My problem case is different, though:

mysql_real_connect()
mysql_use_result() (on a query that selects 80-some rows)
mysql_fetch_row() x3
mysql_free_result()
mysql_close()

repeated about four times.

(There's a lot of processing in between these statements that's not included here.)

The fourth time I get through this process, the mysql_free_result() call hangs.

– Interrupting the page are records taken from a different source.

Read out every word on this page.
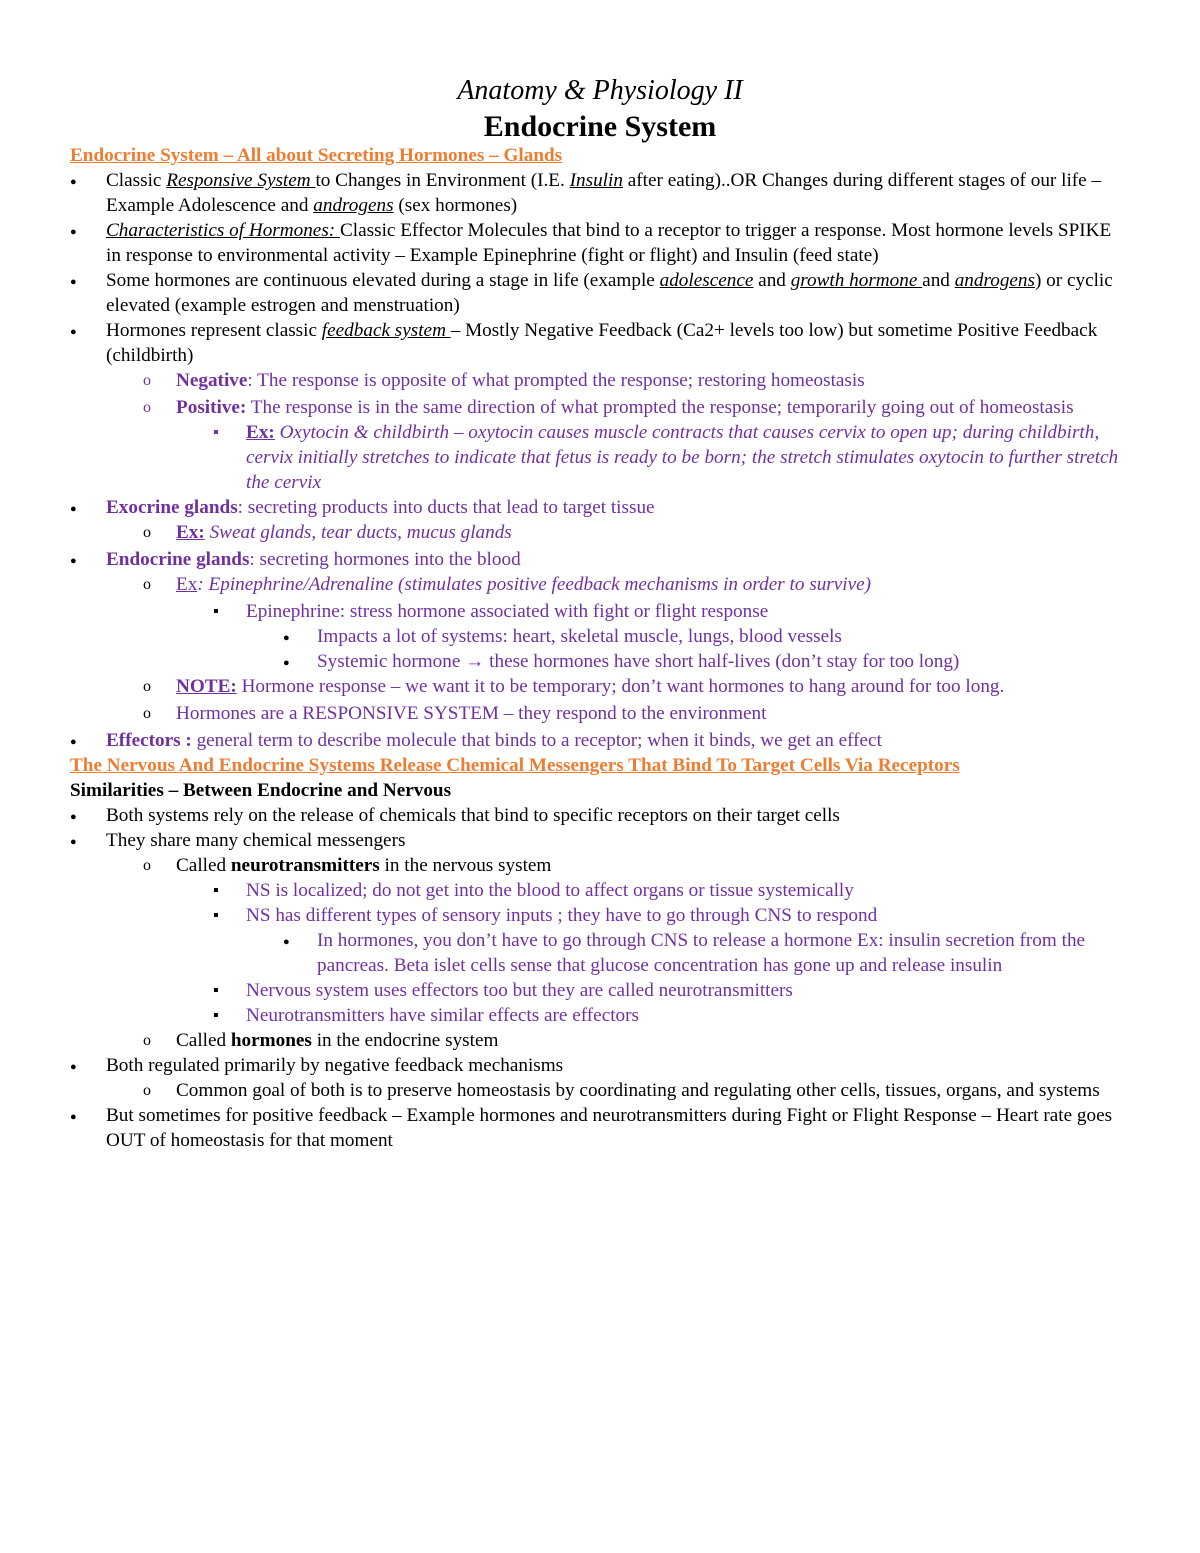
Anatomy & Physiology II
Endocrine System

Endocrine System – All about Secreting Hormones – Glands

●
Classic Responsive System to Changes in Environment (I.E. Insulin after eating)..OR Changes during different stages of our life – Example Adolescence and androgens (sex hormones)
●
Characteristics of Hormones: Classic Effector Molecules that bind to a receptor to trigger a response. Most hormone levels SPIKE in response to environmental activity – Example Epinephrine (fight or flight) and Insulin (feed state)
●
Some hormones are continuous elevated during a stage in life (example adolescence and growth hormone and androgens) or cyclic elevated (example estrogen and menstruation)
●
Hormones represent classic feedback system – Mostly Negative Feedback (Ca2+ levels too low) but sometime Positive Feedback (childbirth)
o
Negative: The response is opposite of what prompted the response; restoring homeostasis
o
Positive: The response is in the same direction of what prompted the response; temporarily going out of homeostasis
▪
Ex: Oxytocin & childbirth – oxytocin causes muscle contracts that causes cervix to open up; during childbirth, cervix initially stretches to indicate that fetus is ready to be born; the stretch stimulates oxytocin to further stretch the cervix
●
Exocrine glands: secreting products into ducts that lead to target tissue
o
Ex: Sweat glands, tear ducts, mucus glands
●
Endocrine glands: secreting hormones into the blood
o
Ex: Epinephrine/Adrenaline (stimulates positive feedback mechanisms in order to survive)
▪
Epinephrine: stress hormone associated with fight or flight response
●
Impacts a lot of systems: heart, skeletal muscle, lungs, blood vessels
●
Systemic hormone → these hormones have short half-lives (don’t stay for too long)
o
NOTE: Hormone response – we want it to be temporary; don’t want hormones to hang around for too long.
o
Hormones are a RESPONSIVE SYSTEM – they respond to the environment
●
Effectors : general term to describe molecule that binds to a receptor; when it binds, we get an effect

The Nervous And Endocrine Systems Release Chemical Messengers That Bind To Target Cells Via Receptors

Similarities – Between Endocrine and Nervous

●
Both systems rely on the release of chemicals that bind to specific receptors on their target cells
●
They share many chemical messengers
o
Called neurotransmitters in the nervous system
▪
NS is localized; do not get into the blood to affect organs or tissue systemically
▪
NS has different types of sensory inputs ; they have to go through CNS to respond
●
In hormones, you don’t have to go through CNS to release a hormone Ex: insulin secretion from the pancreas. Beta islet cells sense that glucose concentration has gone up and release insulin
▪
Nervous system uses effectors too but they are called neurotransmitters
▪
Neurotransmitters have similar effects are effectors
o
Called hormones in the endocrine system
●
Both regulated primarily by negative feedback mechanisms
o
Common goal of both is to preserve homeostasis by coordinating and regulating other cells, tissues, organs, and systems
●
But sometimes for positive feedback – Example hormones and neurotransmitters during Fight or Flight Response – Heart rate goes OUT of homeostasis for that moment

I read through the docs and noticed that you're not supposed to call mysql_free_result on a result set you've opened with mysql_use_result until you've reached the end with mysql_fetch_row, but if I try to throw a loop in front of mysql_free_result to call mysql_fetch_row first, that statement hangs.
[3 Jun 2010 15:13] Alexey Vlasov
MySQL-client-5.1.47-1.glibc23.x86_64.rpm also hangs.
[17 Aug 2010 20:07] Sveta Smirnova
Thank you for the feedback.

Could you also please test with version 5.1.49: this can be same as bug #52528 which is not repeatable in version 5.1.49.
[17 Sep 2010 23:00] Bugs System
No feedback was provided for this bug for over a month, so it is
being suspended automatically. If you are able to provide the
information that was originally requested, please do so and change
the status of the bug back to "Open".
[1 Oct 2010 18:31] Alexey Vlasov
If the client is on the server with the kernel 2.6.32 (MySQL server can be on any kernel) the bug of the first type it is not played back (when it hangs 50/50). It is actual for all MySQL versions.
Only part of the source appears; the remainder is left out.